Businesses and organizations must be audited by auditing firms or branches of foreign auditing firms in Vietnam.
- State-owned enterprises, except those operating in fields subject to state secrets as stipulated by law, must have their annual financial statements audited.
- Enterprises and organizations implementing nationally important projects and Group A projects using state capital, except for projects in fields classified as state secrets according to the law, must have their final project settlement reports audited.
- Businesses and organizations in which state-owned corporations and conglomerates hold 20% or more of the voting rights at the end of the fiscal year must have their annual financial statements audited.
- Businesses in which listed companies, issuers, and securities trading organizations hold 20% or more of the voting rights at the end of the fiscal year must have their annual financial statements audited.
- Audit firms and branches of foreign audit firms in Vietnam must have their annual financial statements audited.
Businesses and organizations subject to annual financial statement audits as stipulated in Clauses 1 and 2 of this Article, if required by law to prepare consolidated financial statements or aggregate financial statements, must have their consolidated financial statements or aggregate financial statements audited.
The auditing of financial statements and final project settlement reports for enterprises and organizations specified in Points a and b of Clause 2 of this Article does not replace the auditing by the State Audit Office.
Businesses and other organizations may voluntarily undergo audits.
2. What is a foreign-invested enterprise?
Prior to July 1, 2015
According to Clause 6, Article 3 of the Investment Law dated November 29, 2005, effective July 1, 2006
Foreign-invested enterprises are enterprises established by foreign investors to carry out investment activities in Vietnam, or Vietnamese enterprises whose shares are acquired, merged with, or purchased by foreign investors.
From July 1, 2015
Article 3 of the Investment Law dated November 26, 2014, effective from July 1, 2015, stipulates:
“17. An economic organization with foreign investment capital is an economic organization in which foreign investors are members or shareholders.”

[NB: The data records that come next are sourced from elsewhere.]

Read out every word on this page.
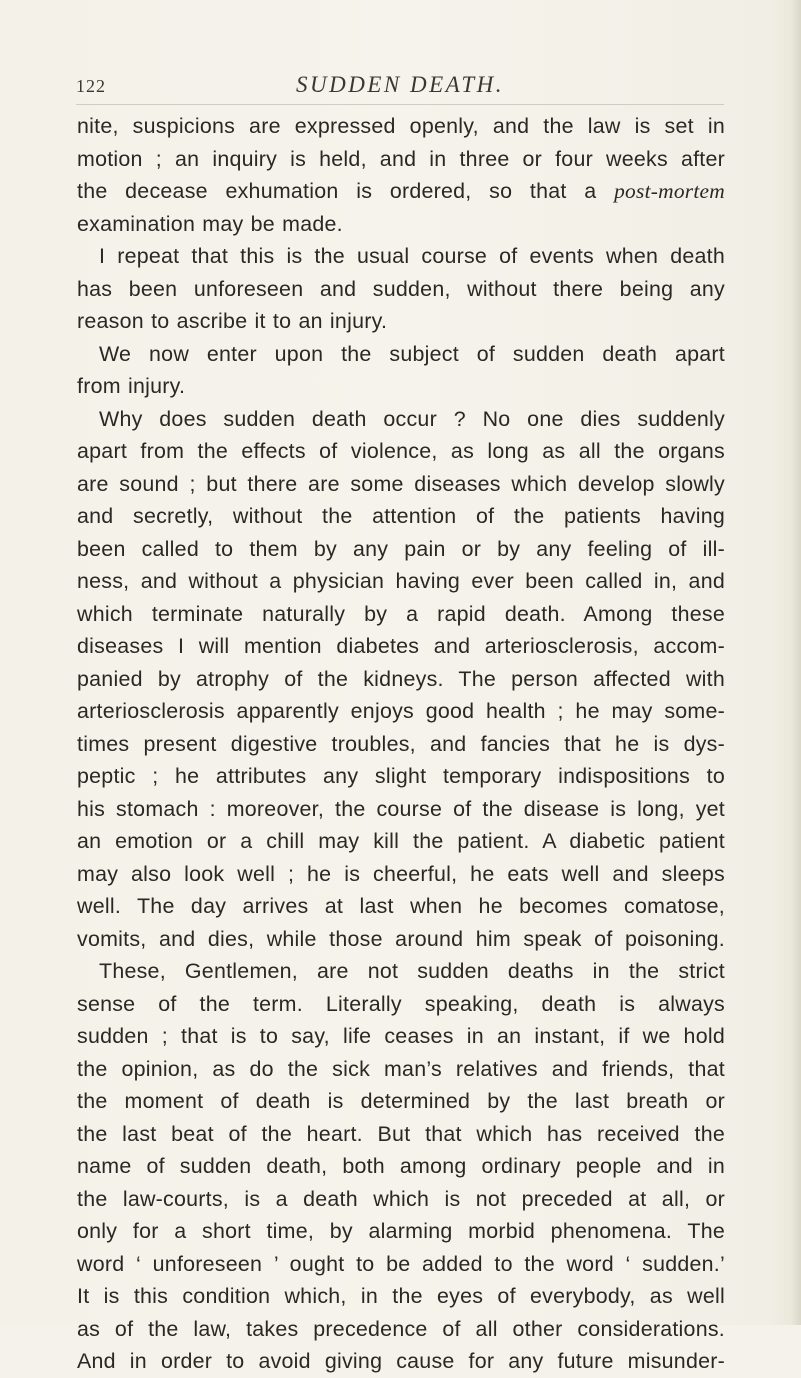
122	SUDDEN DEATH.
nite, suspicions are expressed openly, and the law is set in
motion ; an inquiry is held, and in three or four weeks after
the decease exhumation is ordered, so that a post-mortem
examination may be made.
I repeat that this is the usual course of events when death
has been unforeseen and sudden, without there being any
reason to ascribe it to an injury.
We now enter upon the subject of sudden death apart
from injury.
Why does sudden death occur ? No one dies suddenly
apart from the effects of violence, as long as all the organs
are sound ; but there are some diseases which develop slowly
and secretly, without the attention of the patients having
been called to them by any pain or by any feeling of ill-
ness, and without a physician having ever been called in, and
which terminate naturally by a rapid death. Among these
diseases I will mention diabetes and arteriosclerosis, accom-
panied by atrophy of the kidneys. The person affected with
arteriosclerosis apparently enjoys good health ; he may some-
times present digestive troubles, and fancies that he is dys-
peptic ; he attributes any slight temporary indispositions to
his stomach : moreover, the course of the disease is long, yet
an emotion or a chill may kill the patient. A diabetic patient
may also look well ; he is cheerful, he eats well and sleeps
well. The day arrives at last when he becomes comatose,
vomits, and dies, while those around him speak of poisoning.
These, Gentlemen, are not sudden deaths in the strict
sense of the term. Literally speaking, death is always
sudden ; that is to say, life ceases in an instant, if we hold
the opinion, as do the sick man’s relatives and friends, that
the moment of death is determined by the last breath or
the last beat of the heart. But that which has received the
name of sudden death, both among ordinary people and in
the law-courts, is a death which is not preceded at all, or
only for a short time, by alarming morbid phenomena. The
word ‘ unforeseen ’ ought to be added to the word ‘ sudden.’
It is this condition which, in the eyes of everybody, as well
as of the law, takes precedence of all other considerations.
And in order to avoid giving cause for any future misunder-
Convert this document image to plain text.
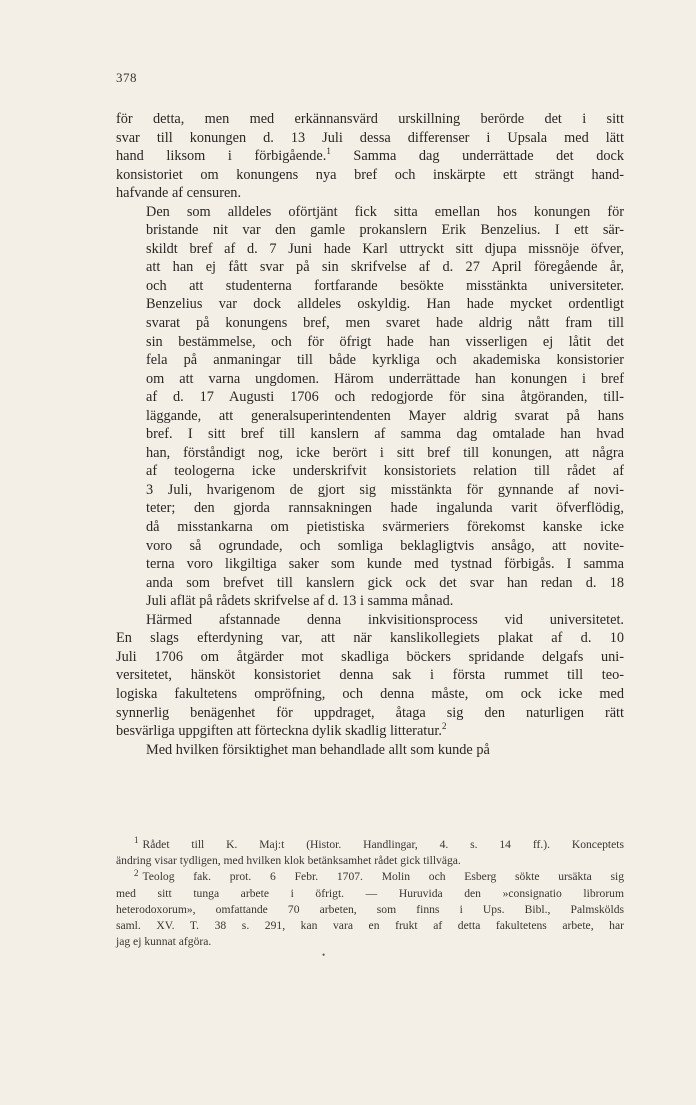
378

för detta, men med erkännansvärd urskillning berörde det i sitt
svar till konungen d. 13 Juli dessa differenser i Upsala med lätt
hand liksom i förbigående.$^1$ Samma dag underrättade det dock
konsistoriet om konungens nya bref och inskärpte ett strängt hand-
hafvande af censuren.

Den som alldeles oförtjänt fick sitta emellan hos konungen för
bristande nit var den gamle prokanslern Erik Benzelius. I ett sär-
skildt bref af d. 7 Juni hade Karl uttryckt sitt djupa missnöje öfver,
att han ej fått svar på sin skrifvelse af d. 27 April föregående år,
och att studenterna fortfarande besökte misstänkta universiteter.
Benzelius var dock alldeles oskyldig. Han hade mycket ordentligt
svarat på konungens bref, men svaret hade aldrig nått fram till
sin bestämmelse, och för öfrigt hade han visserligen ej låtit det
fela på anmaningar till både kyrkliga och akademiska konsistorier
om att varna ungdomen. Härom underrättade han konungen i bref
af d. 17 Augusti 1706 och redogjorde för sina åtgöranden, till-
läggande, att generalsuperintendenten Mayer aldrig svarat på hans
bref. I sitt bref till kanslern af samma dag omtalade han hvad
han, förståndigt nog, icke berört i sitt bref till konungen, att några
af teologerna icke underskrifvit konsistoriets relation till rådet af
3 Juli, hvarigenom de gjort sig misstänkta för gynnande af novi-
teter; den gjorda rannsakningen hade ingalunda varit öfverflödig,
då misstankarna om pietistiska svärmeriers förekomst kanske icke
voro så ogrundade, och somliga beklagligtvis ansågo, att novite-
terna voro likgiltiga saker som kunde med tystnad förbigås. I samma
anda som brefvet till kanslern gick ock det svar han redan d. 18
Juli aflät på rådets skrifvelse af d. 13 i samma månad.

Härmed afstannade denna inkvisitionsprocess vid universitetet.
En slags efterdyning var, att när kanslikollegiets plakat af d. 10
Juli 1706 om åtgärder mot skadliga böckers spridande delgafs uni-
versitetet, hänsköt konsistoriet denna sak i första rummet till teo-
logiska fakultetens ompröfning, och denna måste, om ock icke med
synnerlig benägenhet för uppdraget, åtaga sig den naturligen rätt
besvärliga uppgiften att förteckna dylik skadlig litteratur.$^2$

Med hvilken försiktighet man behandlade allt som kunde på

$^1$ Rådet till K. Maj:t (Histor. Handlingar, 4. s. 14 ff.). Konceptets
ändring visar tydligen, med hvilken klok betänksamhet rådet gick tillväga.
$^2$ Teolog fak. prot. 6 Febr. 1707. Molin och Esberg sökte ursäkta sig
med sitt tunga arbete i öfrigt. — Huruvida den »consignatio librorum
heterodoxorum», omfattande 70 arbeten, som finns i Ups. Bibl., Palmskölds
saml. XV. T. 38 s. 291, kan vara en frukt af detta fakultetens arbete, har
jag ej kunnat afgöra.
•
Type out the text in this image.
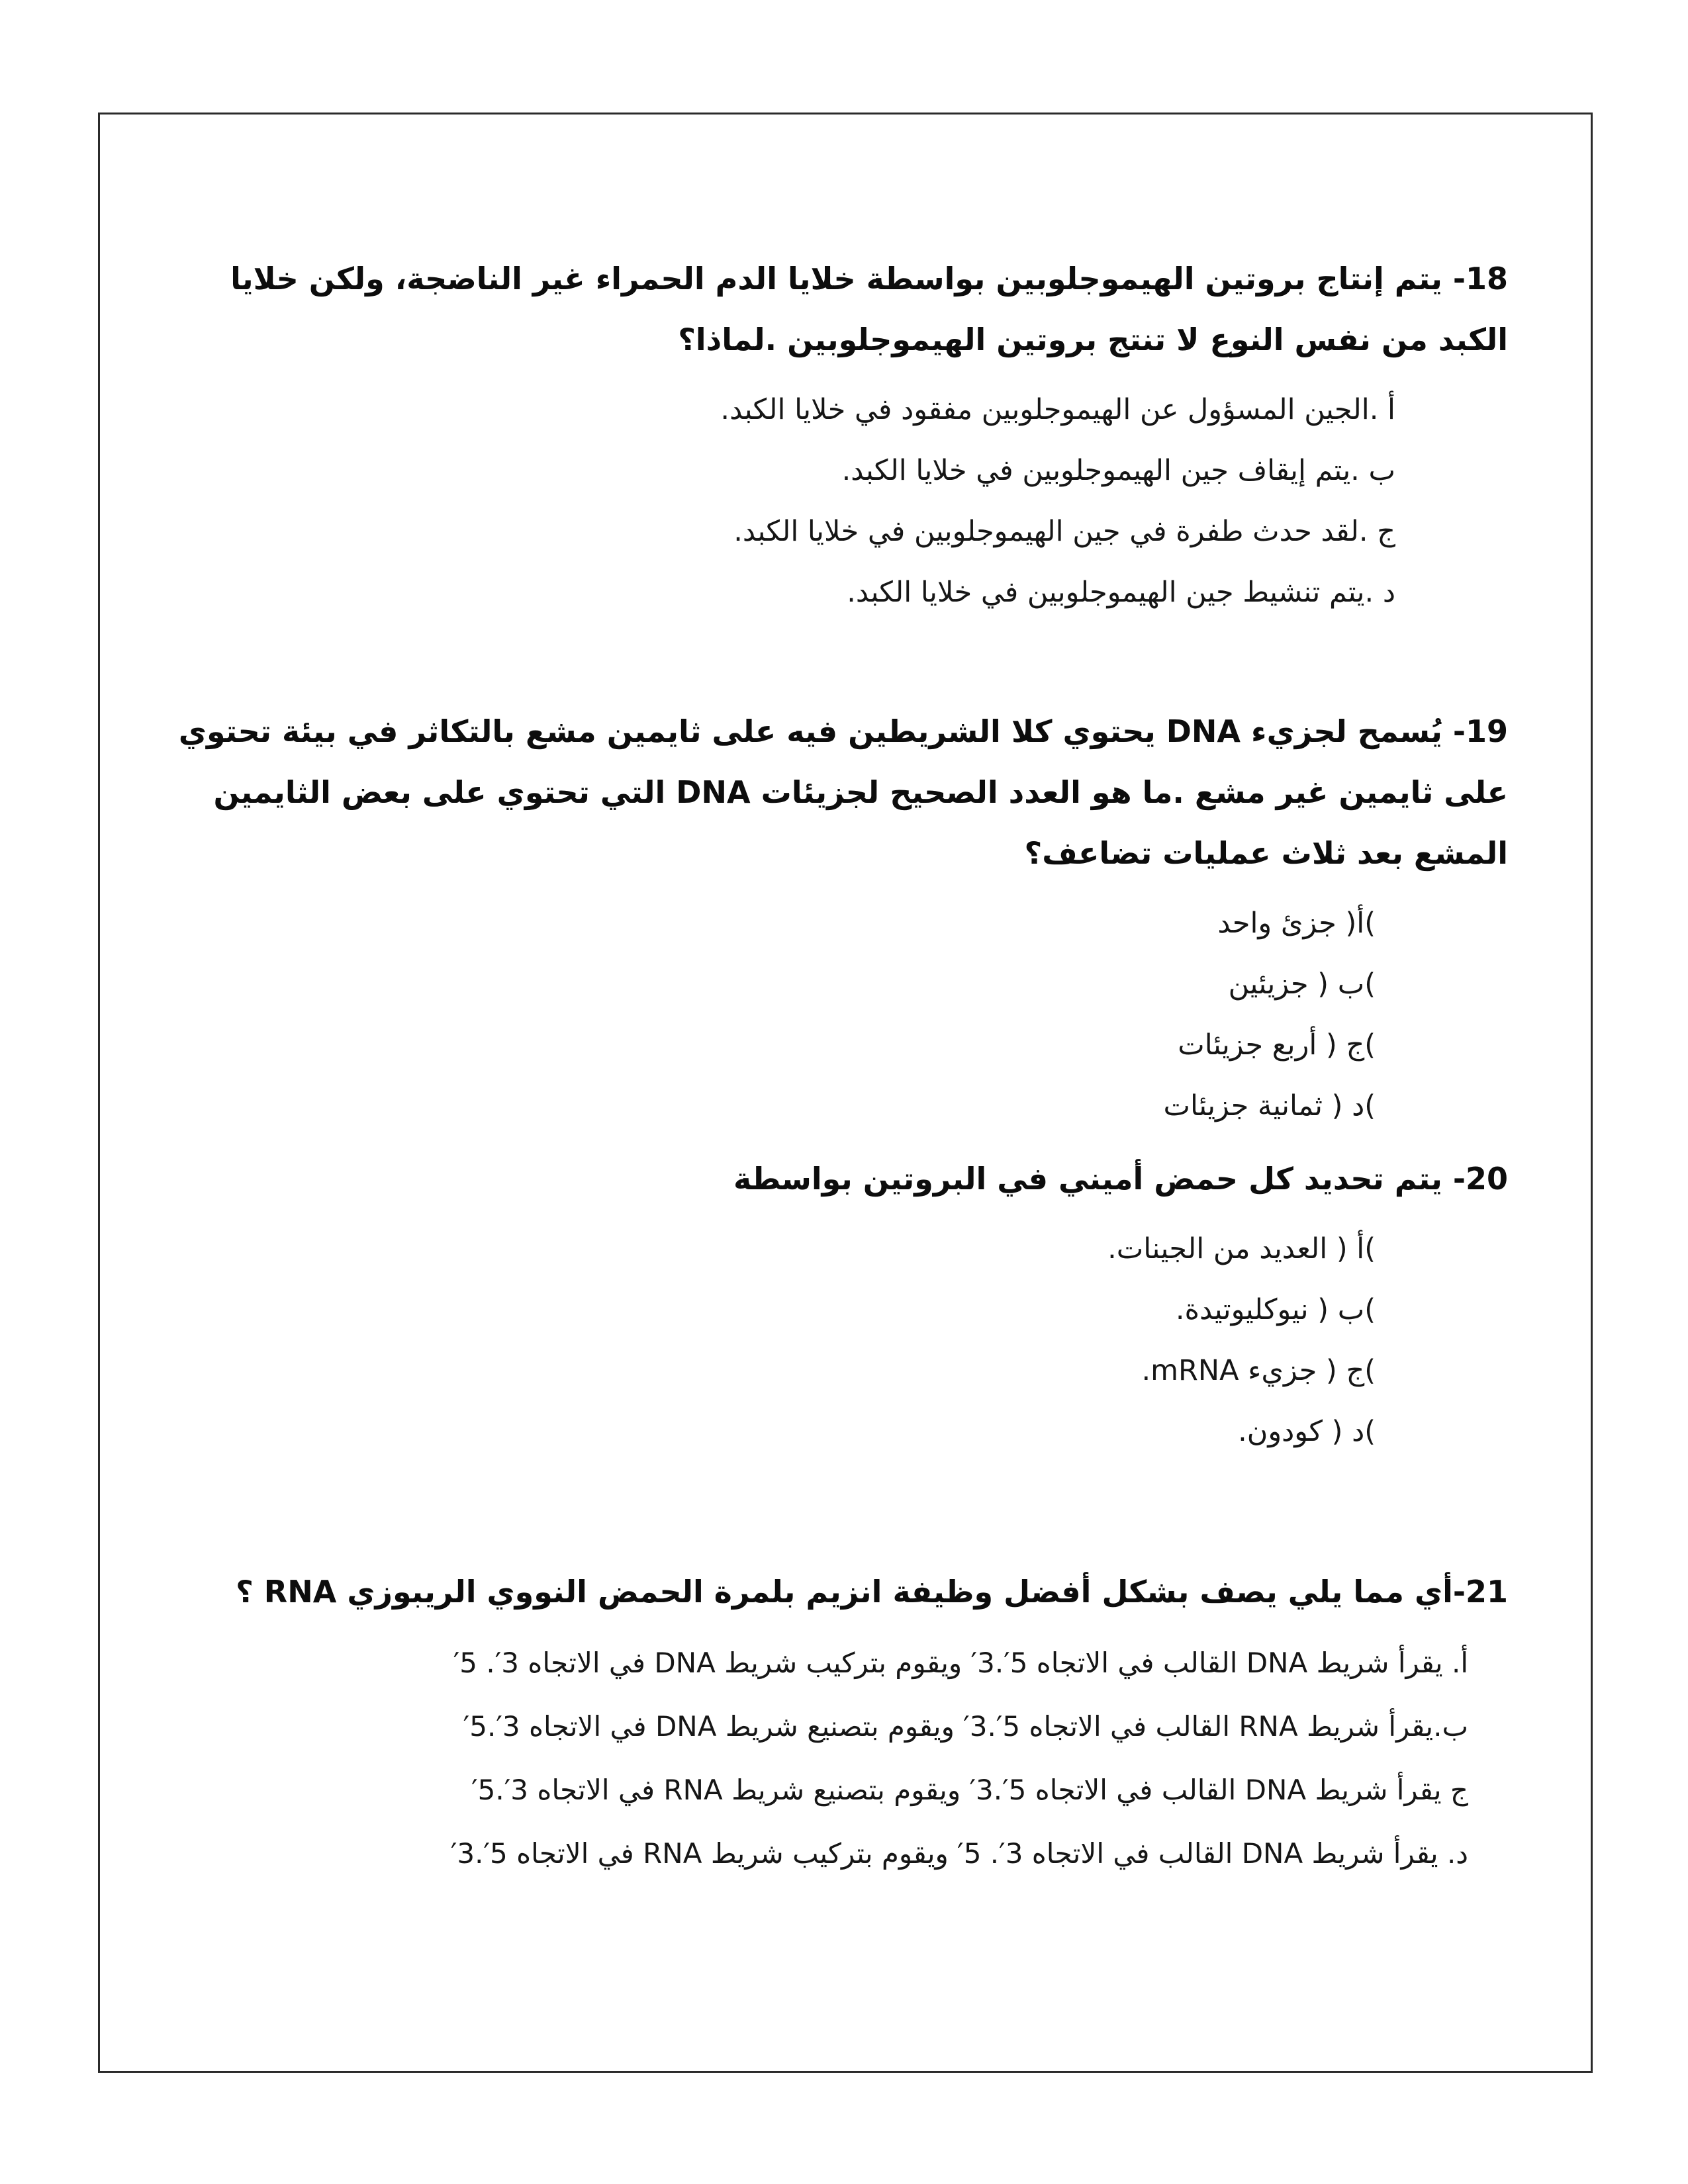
18- يتم إنتاج بروتين الهيموجلوبين بواسطة خلايا الدم الحمراء غير الناضجة، ولكن خلايا الكبد من نفس النوع لا تنتج بروتين الهيموجلوبين .لماذا؟
أ .الجين المسؤول عن الهيموجلوبين مفقود في خلايا الكبد.
ب .يتم إيقاف جين الهيموجلوبين في خلايا الكبد.
ج .لقد حدث طفرة في جين الهيموجلوبين في خلايا الكبد.
د .يتم تنشيط جين الهيموجلوبين في خلايا الكبد.
19- يُسمح لجزيء DNA يحتوي كلا الشريطين فيه على ثايمين مشع بالتكاثر في بيئة تحتوي على ثايمين غير مشع .ما هو العدد الصحيح لجزيئات DNA التي تحتوي على بعض الثايمين المشع بعد ثلاث عمليات تضاعف؟
)أ( جزئ واحد
)ب ( جزيئين
)ج ( أربع جزيئات
)د ( ثمانية جزيئات
20- يتم تحديد كل حمض أميني في البروتين بواسطة
)أ ( العديد من الجينات.
)ب ( نيوكليوتيدة.
)ج ( جزيء mRNA.
)د ( كودون.
21-أي مما يلي يصف بشكل أفضل وظيفة انزيم بلمرة الحمض النووي الريبوزي RNA ؟
أ. يقرأ شريط DNA القالب في الاتجاه 5′.3′ ويقوم بتركيب شريط DNA في الاتجاه 3′. 5′
ب.يقرأ شريط RNA القالب في الاتجاه 5′.3′ ويقوم بتصنيع شريط DNA في الاتجاه 3′.5′
ج يقرأ شريط DNA القالب في الاتجاه 5′.3′ ويقوم بتصنيع شريط RNA في الاتجاه 3′.5′
د. يقرأ شريط DNA القالب في الاتجاه 3′. 5′ ويقوم بتركيب شريط RNA في الاتجاه 5′.3′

Regarding investment conditions, there are differences depending on the foreign capital contribution ratio as stipulated in: Article 23. Implementation of investment activities by economic organizations with foreign investment capital.
Based on the above regulations, foreign-invested enterprises (or economic organizations with foreign investment capital) are enterprises whose investors are foreign individuals or organizations and are required to have their financial statements audited.
3. Administrative penalties for businesses that fail to conduct mandatory audits.
According to Article 12 of Decree No. 41/2018/ND-CP, the penalties for violations of regulations on submitting and disclosing financial reports are as follows:
Article 12. Penalties for violations of regulations on submission and disclosure of financial reports.
1. A fine of VND 5.000.000 to VND 10.000.000 for one of the following acts:
a) Submitting financial reports to the competent state agency less than 03 months late compared to the prescribed deadline;
b) Publicly disclosing financial statements less than 03 months after the prescribed deadline.
2. A fine of VND 10.000.000 to VND 20.000.000 for one of the following acts:
a) Publicly disclosing financial statements that do not contain all the required information;
b) Submitting financial statements to the competent state agency without attaching an audit report in cases where the law requires financial statements to be audited;
c) Submitting financial reports to the competent state agency more than 03 months late compared to the prescribed deadline;
d) Publicly disclosing financial statements without accompanying audit reports in cases where the law requires financial statements to be audited;
e) Publicly disclosing financial statements more than 03 months late compared to the prescribed deadline.
3. A fine of VND 20.000.000 to VND 30.000.000 for one of the following acts:
a) Information and data publicly disclosed in financial reports are false;
b) Providing and publishing financial reports for use in Vietnam that contain inconsistent data within a single accounting period.
4. A fine of VND 40.000.000 to VND 50.000.000 for one of the following acts:
a) Failure to submit financial reports to the competent state authority;
b) Failure to publicly disclose financial reports as required by regulations.
5. Remedies:
"The submission and public disclosure of the audit report attached to the financial statements is mandatory for violations of the regulations specified in points b and d of Clause 2 of this Article."